METHODS: IgG responses to crude salivary antigens of the sand fly Lutzomyia longipalpis were measured by ELISA in longitudinal serum samples from 47 previously unexposed sentinel dogs and 11 initially uninfected resident dogs for up to 2 years. Antibody responses were compared to the intensity of transmission, assessed by variation in the incidence of infection between seasons and between dogs. Antibody responses before patent infection were then compared with the severity of infection, assessed using tissue parasite loads and clinical symptoms.

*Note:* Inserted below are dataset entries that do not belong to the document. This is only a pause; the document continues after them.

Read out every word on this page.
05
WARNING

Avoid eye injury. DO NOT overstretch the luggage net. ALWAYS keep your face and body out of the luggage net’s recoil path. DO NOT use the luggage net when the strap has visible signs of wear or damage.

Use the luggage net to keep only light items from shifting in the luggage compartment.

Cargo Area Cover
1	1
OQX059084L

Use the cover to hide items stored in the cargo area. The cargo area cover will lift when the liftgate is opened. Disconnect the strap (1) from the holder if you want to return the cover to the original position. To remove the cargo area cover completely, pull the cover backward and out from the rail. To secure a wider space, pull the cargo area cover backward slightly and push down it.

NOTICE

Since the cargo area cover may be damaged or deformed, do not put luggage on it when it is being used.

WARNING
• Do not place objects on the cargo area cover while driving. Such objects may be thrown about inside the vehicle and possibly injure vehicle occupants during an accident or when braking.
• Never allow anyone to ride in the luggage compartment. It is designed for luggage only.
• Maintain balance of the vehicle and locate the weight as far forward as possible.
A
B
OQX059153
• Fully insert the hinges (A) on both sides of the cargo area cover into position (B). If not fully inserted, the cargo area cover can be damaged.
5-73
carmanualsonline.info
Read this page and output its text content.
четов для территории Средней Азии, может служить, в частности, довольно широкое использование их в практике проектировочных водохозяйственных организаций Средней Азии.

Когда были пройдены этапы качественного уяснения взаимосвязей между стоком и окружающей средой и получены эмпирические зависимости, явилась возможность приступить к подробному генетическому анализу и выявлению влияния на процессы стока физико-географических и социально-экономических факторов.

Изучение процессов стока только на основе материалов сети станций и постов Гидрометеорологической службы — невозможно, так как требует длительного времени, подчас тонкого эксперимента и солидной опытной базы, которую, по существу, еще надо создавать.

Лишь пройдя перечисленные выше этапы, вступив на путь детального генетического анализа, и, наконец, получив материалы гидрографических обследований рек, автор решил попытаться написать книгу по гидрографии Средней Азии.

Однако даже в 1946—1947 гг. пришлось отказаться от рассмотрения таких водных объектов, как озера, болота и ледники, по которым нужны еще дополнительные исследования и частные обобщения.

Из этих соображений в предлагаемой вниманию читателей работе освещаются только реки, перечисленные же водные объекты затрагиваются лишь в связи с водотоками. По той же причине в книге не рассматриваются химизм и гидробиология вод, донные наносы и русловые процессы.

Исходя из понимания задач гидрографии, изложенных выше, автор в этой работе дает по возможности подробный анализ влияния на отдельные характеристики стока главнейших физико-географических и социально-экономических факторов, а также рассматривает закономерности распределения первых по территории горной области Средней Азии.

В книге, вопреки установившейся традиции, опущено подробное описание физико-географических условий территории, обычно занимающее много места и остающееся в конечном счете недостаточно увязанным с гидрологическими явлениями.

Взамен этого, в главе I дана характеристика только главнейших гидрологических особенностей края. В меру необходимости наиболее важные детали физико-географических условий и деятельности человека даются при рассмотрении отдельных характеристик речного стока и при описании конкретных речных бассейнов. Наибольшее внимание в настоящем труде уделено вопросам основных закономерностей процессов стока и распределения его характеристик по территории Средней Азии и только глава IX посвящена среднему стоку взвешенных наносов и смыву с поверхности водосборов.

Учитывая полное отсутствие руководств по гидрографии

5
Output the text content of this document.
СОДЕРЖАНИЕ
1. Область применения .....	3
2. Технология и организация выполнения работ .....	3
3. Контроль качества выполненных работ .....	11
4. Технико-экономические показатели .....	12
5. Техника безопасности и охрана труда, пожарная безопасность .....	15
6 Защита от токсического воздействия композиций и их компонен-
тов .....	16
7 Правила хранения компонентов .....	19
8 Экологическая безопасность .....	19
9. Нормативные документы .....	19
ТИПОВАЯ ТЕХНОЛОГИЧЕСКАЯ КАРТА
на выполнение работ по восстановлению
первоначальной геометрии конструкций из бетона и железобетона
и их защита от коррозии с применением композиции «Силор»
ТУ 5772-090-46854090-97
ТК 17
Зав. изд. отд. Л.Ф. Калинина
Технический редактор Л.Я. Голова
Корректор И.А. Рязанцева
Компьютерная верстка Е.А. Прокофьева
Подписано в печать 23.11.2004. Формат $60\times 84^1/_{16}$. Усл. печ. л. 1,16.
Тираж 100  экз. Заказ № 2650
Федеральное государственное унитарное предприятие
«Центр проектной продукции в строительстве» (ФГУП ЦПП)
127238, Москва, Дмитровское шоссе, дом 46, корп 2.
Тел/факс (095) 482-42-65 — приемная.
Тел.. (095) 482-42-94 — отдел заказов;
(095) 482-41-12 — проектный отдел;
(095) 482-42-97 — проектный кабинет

RESULTS: Previously unexposed dogs acquired anti-saliva antibody responses within 2 months, and the rate of acquisition increased with the intensity of seasonal transmission. Over the following 2 years, antibody responses varied with seasonal transmission and sand fly numbers, declining rapidly in periods of low transmission. Antibody responses varied greatly between dogs and correlated with the intensity of transmission experienced by individual dogs, measured by the number of days in the field before patent infection. After infection, anti-saliva antibody responses were positively correlated with anti-parasite antibody responses. However, there was no evidence that the degree of exposure to sand fly bites before infection affected the severity of the infection.

CONCLUSIONS: Anti-saliva antibody responses are a marker of current transmission intensity in dogs exposed to natural infection with Leishmania infantum, but are not associated with the outcome of infection.